2016-2017 National Taiwan University World Final Team Selection Contest C

题目：
Statements

Dreamoon likes algorithm competitions very much. But when he feels crazy because he cannot figure out any solution for any problem in a competition, he often draws many meaningless straight line segments on his calculation paper.

Dreamoon's calculation paper is special: it can be imagined as the plane with Cartesian coordinate system with range [0, 2000] × [0, 2000] for the coordinates. The grid lines are all lines of the form x = c or y = c for every integer c between 0 and 2000, inclusive.
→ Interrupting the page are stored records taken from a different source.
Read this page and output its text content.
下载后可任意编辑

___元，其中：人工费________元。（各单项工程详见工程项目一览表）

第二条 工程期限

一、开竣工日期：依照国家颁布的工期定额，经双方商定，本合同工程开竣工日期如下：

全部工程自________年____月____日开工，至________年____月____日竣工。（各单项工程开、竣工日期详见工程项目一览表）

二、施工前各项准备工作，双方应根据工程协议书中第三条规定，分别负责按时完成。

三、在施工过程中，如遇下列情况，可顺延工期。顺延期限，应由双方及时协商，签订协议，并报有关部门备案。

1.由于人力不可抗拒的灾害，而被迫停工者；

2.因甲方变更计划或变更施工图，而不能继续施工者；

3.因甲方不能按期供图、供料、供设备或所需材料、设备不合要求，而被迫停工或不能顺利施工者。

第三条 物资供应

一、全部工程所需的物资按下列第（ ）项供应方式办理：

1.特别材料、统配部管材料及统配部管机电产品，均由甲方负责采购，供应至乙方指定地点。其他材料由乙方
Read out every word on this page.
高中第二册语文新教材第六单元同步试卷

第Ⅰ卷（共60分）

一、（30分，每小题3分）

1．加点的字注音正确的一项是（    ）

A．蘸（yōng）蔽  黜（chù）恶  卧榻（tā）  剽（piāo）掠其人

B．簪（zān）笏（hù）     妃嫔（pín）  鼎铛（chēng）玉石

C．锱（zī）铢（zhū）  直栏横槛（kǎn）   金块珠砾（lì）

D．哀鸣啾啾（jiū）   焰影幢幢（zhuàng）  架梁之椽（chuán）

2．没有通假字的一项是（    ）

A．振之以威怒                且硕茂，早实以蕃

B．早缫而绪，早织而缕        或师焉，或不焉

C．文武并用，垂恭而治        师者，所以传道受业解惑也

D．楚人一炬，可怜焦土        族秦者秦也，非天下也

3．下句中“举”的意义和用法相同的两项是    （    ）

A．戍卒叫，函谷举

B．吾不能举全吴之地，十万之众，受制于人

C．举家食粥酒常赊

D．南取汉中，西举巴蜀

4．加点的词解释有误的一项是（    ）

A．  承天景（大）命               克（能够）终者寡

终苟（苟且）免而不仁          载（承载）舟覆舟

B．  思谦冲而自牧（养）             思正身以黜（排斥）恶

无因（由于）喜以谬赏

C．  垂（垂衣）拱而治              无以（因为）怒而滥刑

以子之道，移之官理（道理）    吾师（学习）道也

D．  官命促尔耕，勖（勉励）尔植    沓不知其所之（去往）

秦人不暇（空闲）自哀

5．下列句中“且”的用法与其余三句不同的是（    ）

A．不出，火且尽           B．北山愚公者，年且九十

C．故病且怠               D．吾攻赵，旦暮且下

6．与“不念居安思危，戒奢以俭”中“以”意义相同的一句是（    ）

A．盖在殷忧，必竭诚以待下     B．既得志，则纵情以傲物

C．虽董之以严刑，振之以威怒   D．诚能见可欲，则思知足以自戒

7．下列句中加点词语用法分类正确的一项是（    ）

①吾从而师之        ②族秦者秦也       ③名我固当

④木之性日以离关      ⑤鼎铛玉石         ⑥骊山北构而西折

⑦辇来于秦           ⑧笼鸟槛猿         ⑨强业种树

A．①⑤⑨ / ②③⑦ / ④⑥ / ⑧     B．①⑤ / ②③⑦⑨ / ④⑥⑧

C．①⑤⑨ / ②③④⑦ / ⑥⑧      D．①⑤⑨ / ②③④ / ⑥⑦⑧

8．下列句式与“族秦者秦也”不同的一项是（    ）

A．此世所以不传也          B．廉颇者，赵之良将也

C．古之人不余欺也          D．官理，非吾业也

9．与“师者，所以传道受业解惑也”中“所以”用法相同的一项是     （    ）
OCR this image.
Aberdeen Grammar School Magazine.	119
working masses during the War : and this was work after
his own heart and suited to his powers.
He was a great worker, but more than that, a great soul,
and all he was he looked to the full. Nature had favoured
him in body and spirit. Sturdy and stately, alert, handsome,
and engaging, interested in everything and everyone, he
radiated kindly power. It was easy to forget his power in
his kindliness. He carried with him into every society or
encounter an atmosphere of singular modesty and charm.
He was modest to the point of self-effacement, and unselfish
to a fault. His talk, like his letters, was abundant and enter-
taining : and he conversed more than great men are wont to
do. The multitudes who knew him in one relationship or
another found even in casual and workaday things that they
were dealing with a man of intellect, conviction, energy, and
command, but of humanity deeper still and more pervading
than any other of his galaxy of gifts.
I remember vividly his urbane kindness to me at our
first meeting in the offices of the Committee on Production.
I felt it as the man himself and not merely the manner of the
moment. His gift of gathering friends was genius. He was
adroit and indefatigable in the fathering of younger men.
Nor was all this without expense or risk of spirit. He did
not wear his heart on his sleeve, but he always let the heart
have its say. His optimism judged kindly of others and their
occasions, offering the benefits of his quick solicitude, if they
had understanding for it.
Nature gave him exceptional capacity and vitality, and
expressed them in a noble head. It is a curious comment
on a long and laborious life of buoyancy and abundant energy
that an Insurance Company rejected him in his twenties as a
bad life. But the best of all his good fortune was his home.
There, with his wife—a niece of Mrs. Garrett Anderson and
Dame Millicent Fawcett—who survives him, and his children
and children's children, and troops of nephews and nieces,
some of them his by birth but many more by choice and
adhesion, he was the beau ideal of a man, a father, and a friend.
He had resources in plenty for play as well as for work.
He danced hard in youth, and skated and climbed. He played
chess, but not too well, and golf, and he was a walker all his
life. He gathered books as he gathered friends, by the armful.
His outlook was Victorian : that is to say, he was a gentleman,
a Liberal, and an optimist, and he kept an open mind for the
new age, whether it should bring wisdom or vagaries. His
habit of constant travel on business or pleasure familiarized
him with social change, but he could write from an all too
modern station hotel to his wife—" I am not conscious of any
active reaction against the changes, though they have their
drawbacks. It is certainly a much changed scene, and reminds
So, the grid contains 2000 × 2000 squares.

Now, Dreamoon wonders how many grid squares are crossed by at least one of the lines he drew. Please help Dreamoon find the answer. Note that, to cross a square, a segment must contain an interior point of the square.

Input

The first line of input contains an integer N denoting the number of lines Dreamoon draw. The i-th line of following N lines contains four integers x_i1, y_i1, x_i2, y_i2, denoting that the i-th segment Dreamoon drew is a straight line segment between points (x_i1, y_i1) and (x_i2, y_i2).

• 1 ≤ N ≤ 2 × 10³
• 0 ≤ x_i1, y_i1, x_i2, y_i2 ≤ 2 × 10³
• the lengths of all line segments in input are non-zero

Output

Output one integer on a single line: how many grid squares are crossed by at least one of the line segments which Dreamoon drew.

Example

Input

3
0 0 5 5
0 5 5 0
0 5 5 0

Output

9

Input

1
0 0 4 3

Output

6

Input

2
0 0 4 3
1 0 3 3

Output

6

思路：
　　直接通过枚举y来判断直线经过哪些方格，vis标记下即可。
　　这题好像精度挺重要的。。。。

#include <bits/stdc++.h>

using namespace std;

#define MP make_pair
#define PB push_back
typedef long long LL;
typedef pair<int,int> PII;
const double eps=1e-8;
const double pi=acos(-1.0);
const int K=1e6+7;
const int mod=1e9+7;

int vis[3001][3001];
struct Point
{
    double x,y;
};
void solve(void)
{
    Point st,se;
    scanf("%lf%lf%lf%lf",&st.x,&st.y,&se.x,&se.y);
    if(fabs(st.x-se.x)<eps||fabs(st.y-se.y)<eps) return;
    if(st.y>se.y) swap(st,se);
    double k=(se.x-st.x)/(se.y-st.y),b=st.x-k*st.y;
    double tmp;
    if(k>0)
    {
        for(int i=se.y-1,mx,mi;i>=st.y;i--)
        {
            tmp=(i+1)*k+b;
            mi=floor(i*k+b);
            if(fabs(tmp-floor(tmp))<=eps)mx=max(0,(int)tmp-1);
            else mx=(int)tmp;
            if(mi<0) while(1);
            while(mi<=mx)
                vis[mi++][i]=1;
        }
    }
    else
    {
        for(int i=st.y+1,mx,mi;i<=se.y;i++)
        {
            tmp=(i-1)*k+b;
            mi=floor(i*k+b);
            if(fabs(tmp-floor(tmp))<=eps)mx=max(0,(int)tmp-1);
            else mx=(int)tmp;
            if(mi<0) while(1);
            while(mi<=mx)
                vis[mi++][i-1]=1;
        }
    }
}
int main(void)
{
    int n,cnt=0;
    scanf("%d",&n);
    for(int i=1;i<=n;i++)
        solve();
    for(int i=0;i<2000;i++)
    for(int j=0;j<2000;j++)
        cnt+=vis[i][j];
    printf("%d
",cnt);
    return 0;
}